Senin, 15 Juni 2009

SI KABAYAN KOKOMOEUN

SI KABAYAN KOKOMOEUN


Oleh:

Kamal al-martawie

Membaca harian pagi Radar Tasikmalaya pada segmen pemilu tertuang sebuah berita jenaka adanya pimpinan pesantren yang mendukung salah satu partai politik kontestan pemilu legislatif 2009 (30 Januari 2009). Bentuk dukungan tersebut tidak menjadi persoalan bila tidak melibatkan pesantren yang notabene sebagai institusi milik masyarakat bukan milik perorangan. Persoalan lain sang kyai tak memiliki kesadaran sosial bahwa ia adalah panutan seluruh masyarakat yang kemungkinan memiliki pilihan politik berbeda dengan apa yang menjadi pilihan pak Kyai begitupun pada ranah ideal masih banyak hal yang menuntut kesungguhan ijtihad kyai selain masalah politik.

Penulis jadi teringat apa yang menjadi celotehan kang acep Zamzam Noor penyair jebolan pesantren terkemuka Tasikmalaya yang melukiskan pesantren-kabayan dan kesundaan dalam bingkai Islam sufistik (Kompas, 28 Januari 2009). Upaya sungguh-sungguh Kang Acep sebagai bentuk respon atas buku Jakob Sumarjo patut disambut oleh semua kalangan, terlebih oleh arsitek dan pekerja sosial.

Di akhir tulisannya Kang Acep Zamzam melukiskan kerinduan akan maestro Sunda yang dinamakan Kabayan untuk memimpin masyarakat bangsa ini. Karakteristik Kabayan menurut Kang Acep distilahkan dengan Kabayan jadi sufi atau Kisunda yang memiliki nalar keislaman yang rahmatan lilalamin atau Universalistik, membudaya ([integral dengan masyarakat, akrab dengan tradisi), cerdik cendikia, sedikit bodoh (rendah hati]), dan humoris.

Sejalan dengan Kang Acep, Doel Sumbang sang seniman Sunda pun mengakui bahwa kabayan itu ikon Sunda yang jenaka, sang anak angon, jujur, polos, sakti dan konyol.

Masyarakat sunda mau atau tidak sesungguhnya sudah menerima beragam warisannya seperti pesantren yang melanggengkan sikap Kabayan tadi walaupun yang sampai dan tersisa hanyalah yang terakhir [konyol] seperti yang terjadi pada kasus diatas.

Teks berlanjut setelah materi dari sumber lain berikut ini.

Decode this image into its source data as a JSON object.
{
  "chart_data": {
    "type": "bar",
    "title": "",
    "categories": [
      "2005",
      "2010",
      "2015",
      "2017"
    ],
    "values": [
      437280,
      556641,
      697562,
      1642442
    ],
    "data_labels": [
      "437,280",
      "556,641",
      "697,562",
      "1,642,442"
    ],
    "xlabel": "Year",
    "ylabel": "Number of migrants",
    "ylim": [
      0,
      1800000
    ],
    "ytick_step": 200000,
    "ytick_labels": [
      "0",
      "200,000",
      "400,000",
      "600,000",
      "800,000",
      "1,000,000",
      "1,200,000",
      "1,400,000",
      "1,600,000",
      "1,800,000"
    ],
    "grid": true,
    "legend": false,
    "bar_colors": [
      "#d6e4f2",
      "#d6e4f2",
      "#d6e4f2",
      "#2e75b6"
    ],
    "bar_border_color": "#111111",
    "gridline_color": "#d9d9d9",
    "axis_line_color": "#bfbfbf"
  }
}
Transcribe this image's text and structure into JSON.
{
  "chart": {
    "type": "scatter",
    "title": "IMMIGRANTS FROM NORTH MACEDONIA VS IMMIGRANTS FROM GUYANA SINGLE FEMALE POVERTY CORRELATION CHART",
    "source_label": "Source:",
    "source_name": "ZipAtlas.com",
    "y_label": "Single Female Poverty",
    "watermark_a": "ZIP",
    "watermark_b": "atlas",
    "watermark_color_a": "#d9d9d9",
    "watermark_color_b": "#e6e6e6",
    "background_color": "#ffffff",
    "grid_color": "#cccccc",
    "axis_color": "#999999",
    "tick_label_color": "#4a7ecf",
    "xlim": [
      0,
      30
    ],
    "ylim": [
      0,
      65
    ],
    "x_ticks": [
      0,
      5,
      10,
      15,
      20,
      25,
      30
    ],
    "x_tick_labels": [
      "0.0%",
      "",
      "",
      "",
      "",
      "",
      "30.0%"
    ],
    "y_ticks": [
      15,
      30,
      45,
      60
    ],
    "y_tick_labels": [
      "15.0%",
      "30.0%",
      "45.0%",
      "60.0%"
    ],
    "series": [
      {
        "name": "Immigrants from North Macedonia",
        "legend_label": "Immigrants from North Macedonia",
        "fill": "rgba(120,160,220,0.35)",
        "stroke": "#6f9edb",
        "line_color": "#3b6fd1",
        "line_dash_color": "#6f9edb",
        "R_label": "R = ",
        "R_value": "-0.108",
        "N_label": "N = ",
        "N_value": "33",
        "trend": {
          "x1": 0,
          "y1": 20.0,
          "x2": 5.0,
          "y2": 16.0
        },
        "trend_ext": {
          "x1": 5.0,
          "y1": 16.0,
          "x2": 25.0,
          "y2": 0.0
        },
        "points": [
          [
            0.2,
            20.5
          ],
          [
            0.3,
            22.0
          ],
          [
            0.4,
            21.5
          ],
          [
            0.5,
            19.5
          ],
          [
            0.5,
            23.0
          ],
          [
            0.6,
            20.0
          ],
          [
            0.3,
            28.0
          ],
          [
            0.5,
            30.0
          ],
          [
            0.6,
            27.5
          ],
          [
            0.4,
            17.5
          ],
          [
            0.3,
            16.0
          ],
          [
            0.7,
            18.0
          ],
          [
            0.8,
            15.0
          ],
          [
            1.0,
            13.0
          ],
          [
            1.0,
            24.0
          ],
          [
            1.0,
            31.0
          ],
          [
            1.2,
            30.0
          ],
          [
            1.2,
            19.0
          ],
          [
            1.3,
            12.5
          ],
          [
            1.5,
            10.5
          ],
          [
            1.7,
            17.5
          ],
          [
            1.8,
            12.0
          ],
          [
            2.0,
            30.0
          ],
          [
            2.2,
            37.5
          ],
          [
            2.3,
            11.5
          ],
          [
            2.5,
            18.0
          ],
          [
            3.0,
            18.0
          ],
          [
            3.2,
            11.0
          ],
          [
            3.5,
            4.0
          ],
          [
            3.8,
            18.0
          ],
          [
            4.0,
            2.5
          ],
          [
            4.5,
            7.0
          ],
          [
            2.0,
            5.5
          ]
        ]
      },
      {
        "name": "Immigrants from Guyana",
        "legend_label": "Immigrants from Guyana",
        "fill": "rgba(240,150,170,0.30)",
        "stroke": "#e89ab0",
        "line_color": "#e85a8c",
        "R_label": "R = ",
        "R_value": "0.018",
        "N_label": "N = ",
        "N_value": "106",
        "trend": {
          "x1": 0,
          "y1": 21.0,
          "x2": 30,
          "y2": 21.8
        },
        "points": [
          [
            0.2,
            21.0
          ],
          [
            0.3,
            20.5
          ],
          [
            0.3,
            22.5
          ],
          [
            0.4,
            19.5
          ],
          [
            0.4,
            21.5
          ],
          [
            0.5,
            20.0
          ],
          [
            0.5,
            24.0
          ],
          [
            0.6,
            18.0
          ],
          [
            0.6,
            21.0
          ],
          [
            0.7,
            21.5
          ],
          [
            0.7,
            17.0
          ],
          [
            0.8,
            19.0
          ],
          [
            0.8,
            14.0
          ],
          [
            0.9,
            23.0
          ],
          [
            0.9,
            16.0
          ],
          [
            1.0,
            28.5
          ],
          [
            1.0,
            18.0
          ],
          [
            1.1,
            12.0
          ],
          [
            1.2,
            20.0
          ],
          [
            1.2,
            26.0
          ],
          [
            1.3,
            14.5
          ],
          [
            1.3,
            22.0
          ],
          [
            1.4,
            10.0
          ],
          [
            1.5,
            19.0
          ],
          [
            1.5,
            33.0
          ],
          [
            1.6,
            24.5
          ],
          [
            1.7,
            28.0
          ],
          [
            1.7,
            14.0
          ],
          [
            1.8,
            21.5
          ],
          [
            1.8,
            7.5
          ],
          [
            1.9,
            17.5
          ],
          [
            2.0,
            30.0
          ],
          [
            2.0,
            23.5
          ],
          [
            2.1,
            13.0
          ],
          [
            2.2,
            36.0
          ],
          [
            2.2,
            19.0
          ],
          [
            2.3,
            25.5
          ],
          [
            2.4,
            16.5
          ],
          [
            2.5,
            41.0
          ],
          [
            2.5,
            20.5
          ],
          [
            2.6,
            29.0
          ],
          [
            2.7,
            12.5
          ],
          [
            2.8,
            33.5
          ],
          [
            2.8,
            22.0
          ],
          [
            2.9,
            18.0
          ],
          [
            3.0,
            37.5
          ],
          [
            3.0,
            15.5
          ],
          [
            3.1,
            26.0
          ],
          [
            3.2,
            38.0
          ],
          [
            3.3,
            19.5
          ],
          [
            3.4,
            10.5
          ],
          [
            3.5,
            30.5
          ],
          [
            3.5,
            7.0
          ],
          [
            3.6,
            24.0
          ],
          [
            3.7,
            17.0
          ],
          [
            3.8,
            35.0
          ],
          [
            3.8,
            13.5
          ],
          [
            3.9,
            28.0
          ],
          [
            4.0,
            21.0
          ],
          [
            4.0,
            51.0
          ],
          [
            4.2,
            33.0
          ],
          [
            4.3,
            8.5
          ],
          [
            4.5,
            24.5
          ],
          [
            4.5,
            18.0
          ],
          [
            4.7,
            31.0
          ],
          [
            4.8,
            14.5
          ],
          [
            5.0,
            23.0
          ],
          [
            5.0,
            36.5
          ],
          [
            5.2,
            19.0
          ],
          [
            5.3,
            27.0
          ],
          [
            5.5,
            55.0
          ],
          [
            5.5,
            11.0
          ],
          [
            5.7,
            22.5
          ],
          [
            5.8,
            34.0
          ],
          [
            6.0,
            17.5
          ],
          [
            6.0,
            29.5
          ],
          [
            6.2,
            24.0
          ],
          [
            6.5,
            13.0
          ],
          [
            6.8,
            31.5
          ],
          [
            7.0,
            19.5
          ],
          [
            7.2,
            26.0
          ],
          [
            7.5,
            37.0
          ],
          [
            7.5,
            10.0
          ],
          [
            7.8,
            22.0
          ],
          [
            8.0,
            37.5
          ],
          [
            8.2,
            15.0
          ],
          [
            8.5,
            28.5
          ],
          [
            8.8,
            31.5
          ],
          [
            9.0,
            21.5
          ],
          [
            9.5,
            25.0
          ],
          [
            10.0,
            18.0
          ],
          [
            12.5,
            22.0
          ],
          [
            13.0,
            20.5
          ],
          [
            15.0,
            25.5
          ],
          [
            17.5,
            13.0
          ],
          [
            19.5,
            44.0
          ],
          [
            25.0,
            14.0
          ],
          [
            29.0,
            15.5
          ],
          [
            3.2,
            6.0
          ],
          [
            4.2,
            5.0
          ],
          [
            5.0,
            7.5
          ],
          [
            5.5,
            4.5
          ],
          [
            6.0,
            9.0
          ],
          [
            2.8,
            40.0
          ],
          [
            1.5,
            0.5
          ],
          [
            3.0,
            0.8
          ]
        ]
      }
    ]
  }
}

Ujaran “kamarana urang sunda, araya keneh”? kata kang Doel, dan “Di tengah krisis kepemimpinan dan ruwetnya dunia perpolitikan kita, membaca dan menghayati kembali makna yang terkandung dalam cerita si Kabayan menjadi penting” kata kang Acep sejatinya bukan hanya lantunan dua insan Sunda yang sedang mencari Guru Mursyid dalam karakter Kabayan, namun keduanya sedang jadi wawakil untuk ngahaleuangkeun dan melukiskan sya’ir kesungguhan warga Pasundan khususnya untuk memiliki dan menawarkan pemimpin dan kepemimpinan bangsa ke depan.

Pesantren dan kepemimpinan sosial

Thesis yang menuturkan laku Kabayan dengan segala keanehan dan pikasebeleun adalah sebagian dari pola laku Kyai pesantren salafiyah bisa dibenarkan untuk sebagian dan dalam waktu tertentu yaitu pesantren tempo dulu, hanya saja dalam konteks kekinian telah tergambarkan ia tak lagi sebagai simbol masyarakat agraris yang menghuni tegalan pasantren namun sedang saba kota. Kabayan kontemporer jarang membuat Abah beureum beunget tapi sedang mencari perhatian kemesraan Abah demi sebuah eksistensi. Boleh saja beralibi bahwa semua itu dilakukan demi membahagiakan Nyi Iteung (masyarakat) namun pada kenyataannya Iteung sedang merana dan kesepian.

Mungkin Didi Petet pemeran Kabayan belum memerankan Kabayan Pulang Kampung setelah perjalanan saba kota hingga akhirnya ia betah di swalayan dan di parlemen yang penuh dagelan, tipuan dan kekerasan. Kabayan kini sedang dihadapkan dengan sistem borjuisme, sektarianisme dalam suguhan intrik dan janji basa basi.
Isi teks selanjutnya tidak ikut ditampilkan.